AMD Radeon Instinct MI25 Accelerator With 16 GB HBM2 Specifications Detailed – Launches Today Along With Instinct MI8 and Instinct MI6

Hassan Mujtaba

AMD has officially launched their Vega GPU based Instinct MI25 accelerator for large-scale machine intelligence and deep learning data center applications. The new graphics card deploys some of the latest Radeon technologies which boost performance and deliver much higher compute throughput in AI learning tasks.

AMD Radeon Instinct Lineup Launched - Vega Based Instinct MI25, Fiji Based Instinct MI8 and Polaris Based Instinct MI6 Graphics Accelerators

AMD is launching three new graphics accelerators today which are part of the Radeon Instinct line up. These include the Vega 10 based Radeon Instinct MI25, the Fiji XT based Radeon Instinct MI8 and the Polaris 10 based Radeon Instinct MI6. The "MI" in the Instinct family branding stands for "Machine Intelligence" while the corresponding number is the total half precision compute output of the card itself.

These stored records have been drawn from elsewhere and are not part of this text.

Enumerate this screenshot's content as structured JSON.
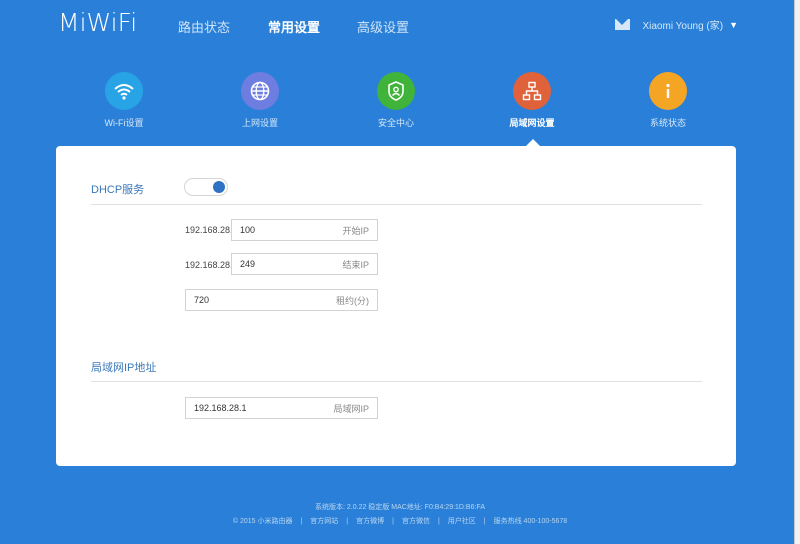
{
  "header": {
    "logo": "MiWiFi",
    "nav": [
      "路由状态",
      "常用设置",
      "高级设置"
    ],
    "active_nav": "常用设置",
    "user": "Xiaomi Young (家)"
  },
  "iconnav": [
    {
      "label": "Wi-Fi设置",
      "icon": "wifi-icon",
      "color": "#27a3e6"
    },
    {
      "label": "上网设置",
      "icon": "globe-icon",
      "color": "#6d7de0"
    },
    {
      "label": "安全中心",
      "icon": "shield-icon",
      "color": "#3fb33a"
    },
    {
      "label": "局域网设置",
      "icon": "network-icon",
      "color": "#e0623a"
    },
    {
      "label": "系统状态",
      "icon": "info-icon",
      "color": "#f5a524"
    }
  ],
  "active_iconnav": "局域网设置",
  "dhcp": {
    "title": "DHCP服务",
    "enabled": true,
    "prefix": "192.168.28.",
    "start_value": "100",
    "start_hint": "开始IP",
    "end_value": "249",
    "end_hint": "结束IP",
    "lease_value": "720",
    "lease_hint": "租约(分)"
  },
  "lan": {
    "title": "局域网IP地址",
    "ip_value": "192.168.28.1",
    "ip_hint": "局域网IP"
  },
  "footer": {
    "line1": "系统版本: 2.0.22 稳定版   MAC地址: F0:B4:29:1D:B6:FA",
    "links": [
      "© 2015 小米路由器",
      "官方网站",
      "官方微博",
      "官方微信",
      "用户社区",
      "服务热线 400-100-5678"
    ]
  },
  "colors": {
    "background": "#2a80d8",
    "panel": "#ffffff",
    "accent": "#2f72c4"
  }
}
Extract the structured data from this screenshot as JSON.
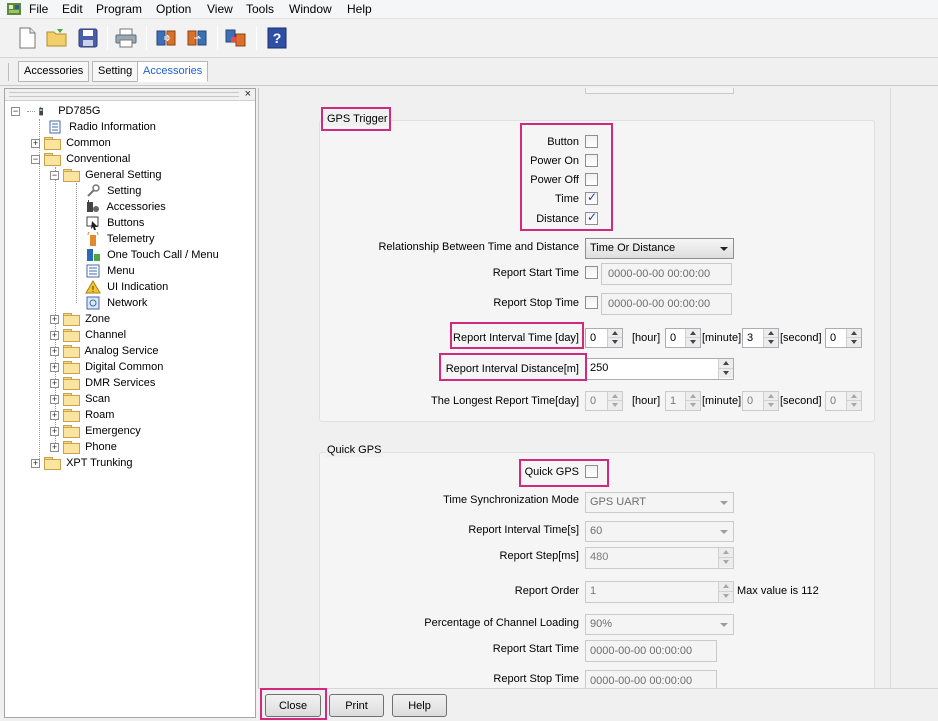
{
  "menu": [
    "File",
    "Edit",
    "Program",
    "Option",
    "View",
    "Tools",
    "Window",
    "Help"
  ],
  "tabs": [
    "Accessories",
    "Setting",
    "Accessories"
  ],
  "tree": {
    "close": "×",
    "root": "PD785G",
    "items": {
      "radio_information": "Radio Information",
      "common": "Common",
      "conventional": "Conventional",
      "general_setting": "General Setting",
      "setting": "Setting",
      "accessories": "Accessories",
      "buttons": "Buttons",
      "telemetry": "Telemetry",
      "one_touch": "One Touch Call / Menu",
      "menu": "Menu",
      "ui_indication": "UI Indication",
      "network": "Network",
      "zone": "Zone",
      "channel": "Channel",
      "analog_service": "Analog Service",
      "digital_common": "Digital Common",
      "dmr_services": "DMR Services",
      "scan": "Scan",
      "roam": "Roam",
      "emergency": "Emergency",
      "phone": "Phone",
      "xpt_trunking": "XPT Trunking"
    }
  },
  "gps_trigger": {
    "title": "GPS Trigger",
    "button_label": "Button",
    "button_checked": false,
    "power_on_label": "Power On",
    "power_on_checked": false,
    "power_off_label": "Power Off",
    "power_off_checked": false,
    "time_label": "Time",
    "time_checked": true,
    "distance_label": "Distance",
    "distance_checked": true,
    "relationship_label": "Relationship Between Time and Distance",
    "relationship_value": "Time Or Distance",
    "report_start_label": "Report Start Time",
    "report_start_value": "0000-00-00  00:00:00",
    "report_stop_label": "Report Stop Time",
    "report_stop_value": "0000-00-00  00:00:00",
    "interval_time_label": "Report Interval Time [day]",
    "interval_day": "0",
    "hour_label": "[hour]",
    "interval_hour": "0",
    "minute_label": "[minute]",
    "interval_minute": "3",
    "second_label": "[second]",
    "interval_second": "0",
    "interval_distance_label": "Report Interval Distance[m]",
    "interval_distance_value": "250",
    "longest_label": "The Longest Report Time[day]",
    "longest_day": "0",
    "longest_hour": "1",
    "longest_minute": "0",
    "longest_second": "0"
  },
  "quick_gps": {
    "title": "Quick GPS",
    "quick_gps_label": "Quick GPS",
    "quick_gps_checked": false,
    "time_sync_label": "Time Synchronization Mode",
    "time_sync_value": "GPS UART",
    "interval_label": "Report Interval Time[s]",
    "interval_value": "60",
    "step_label": "Report Step[ms]",
    "step_value": "480",
    "order_label": "Report Order",
    "order_value": "1",
    "order_max": "Max value is 112",
    "percentage_label": "Percentage of Channel Loading",
    "percentage_value": "90%",
    "start_label": "Report Start Time",
    "start_value": "0000-00-00  00:00:00",
    "stop_label": "Report Stop Time",
    "stop_value": "0000-00-00  00:00:00"
  },
  "buttons": {
    "close": "Close",
    "print": "Print",
    "help": "Help"
  },
  "colors": {
    "highlight": "#d12a7d",
    "active_tab": "#1f5fd1"
  }
}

Related StoryHassan Mujtaba
Custom AMD Radeon RX 7900 XTX & RX 7900 XT Graphics Cards To Cost Up To $1600 US In China

Through our Radeon Instinct server accelerator products and open ecosystem approach, we’re able to offer our customers cost-effective machine and deep learning training, edge-training and inference solutions, where workloads can take the most advantage of the GPU’s highly parallel computing capabilities.

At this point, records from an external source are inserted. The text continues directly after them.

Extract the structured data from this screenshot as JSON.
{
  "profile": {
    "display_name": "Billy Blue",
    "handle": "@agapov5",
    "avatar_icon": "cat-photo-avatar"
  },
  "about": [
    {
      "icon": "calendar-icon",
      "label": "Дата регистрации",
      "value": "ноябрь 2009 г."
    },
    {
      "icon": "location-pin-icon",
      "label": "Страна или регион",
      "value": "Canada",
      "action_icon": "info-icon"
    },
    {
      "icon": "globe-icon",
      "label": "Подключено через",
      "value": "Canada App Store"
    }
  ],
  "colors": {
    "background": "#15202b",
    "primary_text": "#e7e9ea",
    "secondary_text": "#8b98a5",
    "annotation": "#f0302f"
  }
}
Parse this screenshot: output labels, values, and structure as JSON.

We’ve also designed the three initial Radeon Instinct accelerators to address a wide range of machine intelligence applications, which includes data-centric HPC-class systems in academics, government labs, energy, life science, financial, automotive and other industries via Radeon

AMD Radeon Instinct MI25 Accelerator With Vega GPU (24.6 TFLOPs FP16) and 16 GB HBM2

The AMD Radeon Instinct MI25 accelerator is the fastest of the Instinct lineup. It features the Vega 10 graphics core with 4096 stream processors that are clocked at 1500 MHz. With these clock rates, the card delivers 24.6 TFLOPs of FP16, 12.3 TFLOPs of FP32 and 768 GFLOPs of FP64 compute that is aimed at deep learning tasks. The card also packs 16 GB of ECC HBM2 memory which delivers a total of 484 GB/s bandwidth.

It should be noted that the card is slightly lower clocked compared to the Vega Frontier Edition which packs a 1600 MHz clock rate and delivers 13 TFLOPs of FP32, 25 TFLOP of FP16 compute. AMD has said that the card delivers up to 82 GFLOPs/Watt FP16 and 41 GFLOPs/Watt FP32 peak GPU compute performance.

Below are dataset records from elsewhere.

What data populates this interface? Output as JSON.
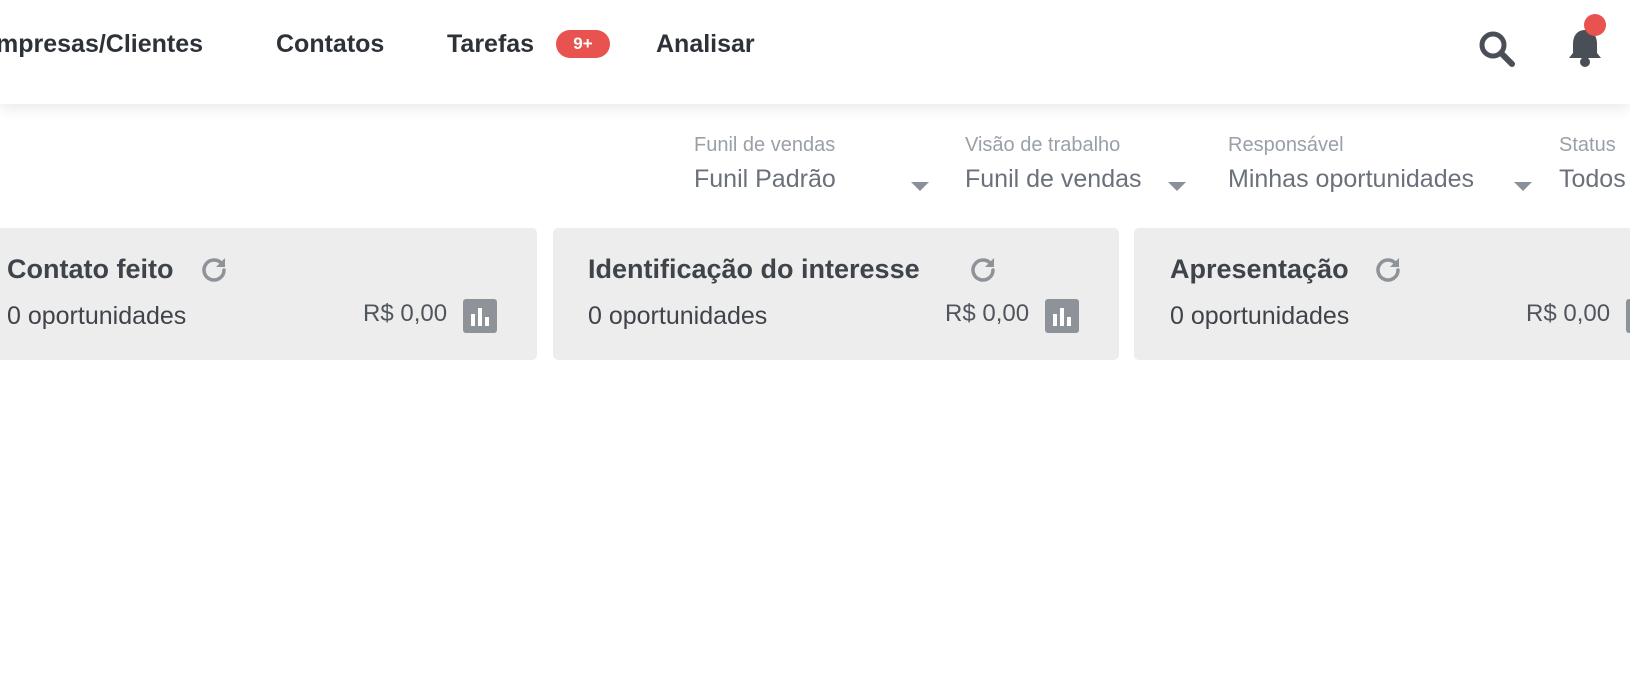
{
  "nav": {
    "items": [
      {
        "label": "mpresas/Clientes"
      },
      {
        "label": "Contatos"
      },
      {
        "label": "Tarefas"
      },
      {
        "label": "Analisar"
      }
    ],
    "tasks_badge": "9+",
    "icons": {
      "search": "search-icon",
      "notifications": "bell-icon"
    },
    "colors": {
      "badge": "#e8534f",
      "text": "#2d3138"
    }
  },
  "filters": [
    {
      "label": "Funil de vendas",
      "value": "Funil Padrão"
    },
    {
      "label": "Visão de trabalho",
      "value": "Funil de vendas"
    },
    {
      "label": "Responsável",
      "value": "Minhas oportunidades"
    },
    {
      "label": "Status",
      "value": "Todos"
    }
  ],
  "stages": [
    {
      "title": "Contato feito",
      "count": "0 oportunidades",
      "value": "R$ 0,00"
    },
    {
      "title": "Identificação do interesse",
      "count": "0 oportunidades",
      "value": "R$ 0,00"
    },
    {
      "title": "Apresentação",
      "count": "0 oportunidades",
      "value": "R$ 0,00"
    }
  ],
  "colors": {
    "card_bg": "#ededed",
    "icon_gray": "#8e9399"
  }
}
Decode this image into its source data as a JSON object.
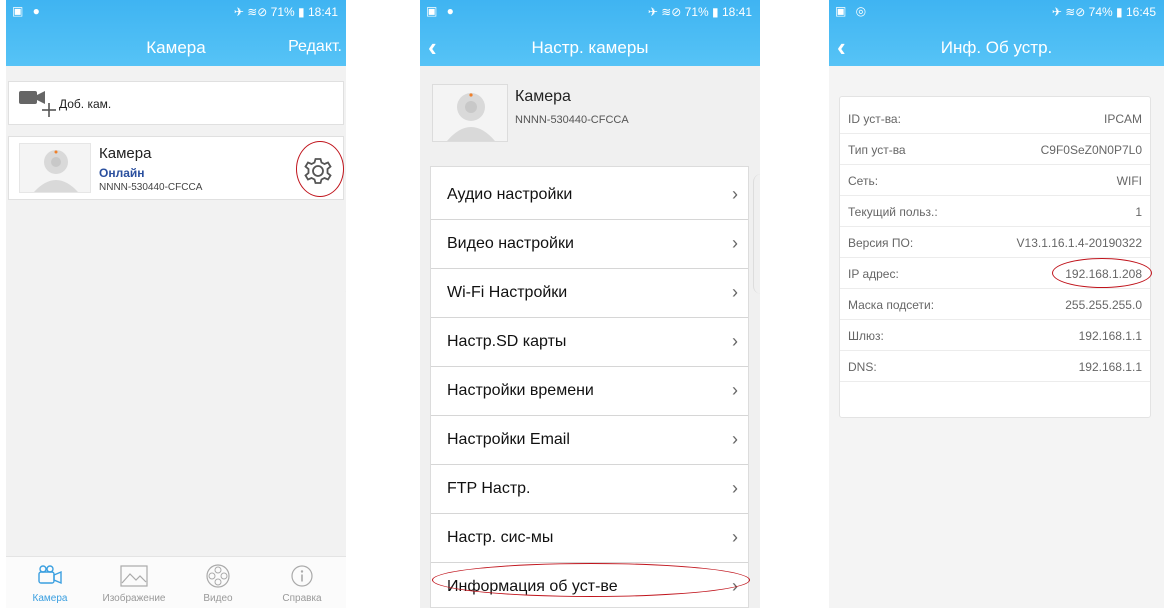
{
  "screens": {
    "camera_list": {
      "status_left": "▣ ●",
      "status_right": "✈ ≋⊘ 71% ▮ 18:41",
      "title": "Камера",
      "edit_label": "Редакт.",
      "add_camera_label": "Доб. кам.",
      "camera": {
        "name": "Камера",
        "status": "Онлайн",
        "id": "NNNN-530440-CFCCA"
      },
      "nav": [
        {
          "label": "Камера",
          "icon": "camera-icon",
          "active": true
        },
        {
          "label": "Изображение",
          "icon": "image-icon",
          "active": false
        },
        {
          "label": "Видео",
          "icon": "film-reel-icon",
          "active": false
        },
        {
          "label": "Справка",
          "icon": "info-icon",
          "active": false
        }
      ]
    },
    "camera_settings": {
      "status_left": "▣ ●",
      "status_right": "✈ ≋⊘ 71% ▮ 18:41",
      "title": "Настр. камеры",
      "device": {
        "name": "Камера",
        "id": "NNNN-530440-CFCCA"
      },
      "menu": [
        "Аудио настройки",
        "Видео настройки",
        "Wi-Fi Настройки",
        "Настр.SD карты",
        "Настройки времени",
        "Настройки Email",
        "FTP Настр.",
        "Настр. сис-мы",
        "Информация об уст-ве"
      ]
    },
    "device_info": {
      "status_left": "▣ ◎",
      "status_right": "✈ ≋⊘ 74% ▮ 16:45",
      "title": "Инф. Об устр.",
      "rows": [
        {
          "key": "ID уст-ва:",
          "value": "IPCAM"
        },
        {
          "key": "Тип уст-ва",
          "value": "C9F0SeZ0N0P7L0"
        },
        {
          "key": "Сеть:",
          "value": "WIFI"
        },
        {
          "key": "Текущий польз.:",
          "value": "1"
        },
        {
          "key": "Версия ПО:",
          "value": "V13.1.16.1.4-20190322"
        },
        {
          "key": "IP адрес:",
          "value": "192.168.1.208"
        },
        {
          "key": "Маска подсети:",
          "value": "255.255.255.0"
        },
        {
          "key": "Шлюз:",
          "value": "192.168.1.1"
        },
        {
          "key": "DNS:",
          "value": "192.168.1.1"
        }
      ]
    }
  },
  "colors": {
    "header": "#3fb4f2",
    "annotation": "#c0141c",
    "online": "#2a4f9e"
  }
}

  • Industry Leading Performance for Deep Learning
  • Next-Gen “Vega” Architecture
  • Advanced Memory Engine
  • Large BAR Support for Multi-GPU Peer to Peer
  • ROCm Open Software Platform for Rack Scale
  • Optimized MIOpen Libraries for Deep Learning
  • MxGPU Hardware Virtualization

The Radeon Instinct MI25 accelerator, based on the new “Vega” GPU architecture with a 14nm FinFET process, will be the world’s ultimate training accelerator for large-scale machine intelligence and deep learning datacenter applications. The MI25 will deliver superior FP16 and FP32 performance in a passively-cooled single GPU server card with 24.6 TFLOPS of FP16 or 12.3 TFLOPS of FP32 peak performance through its 64 compute units (4,096 stream processors). With 16GB of ultra–high bandwidth HBM2 ECC GPU memory and up to 484 GB/s of memory bandwidth, the Radeon Instinct MI25’s design is optimized for massively parallel applications with large datasets for Machine Intelligence and HPC-class systems. via AMD

In addition to the specifications, the card comes in a dual slot, full height form factor. It requires dual 8-pin connectors to power and the TDP is rated at 300W. The card is passively cooled so it's going to receive cooling from air inside large server racks. The card ships with a three year limited warranty.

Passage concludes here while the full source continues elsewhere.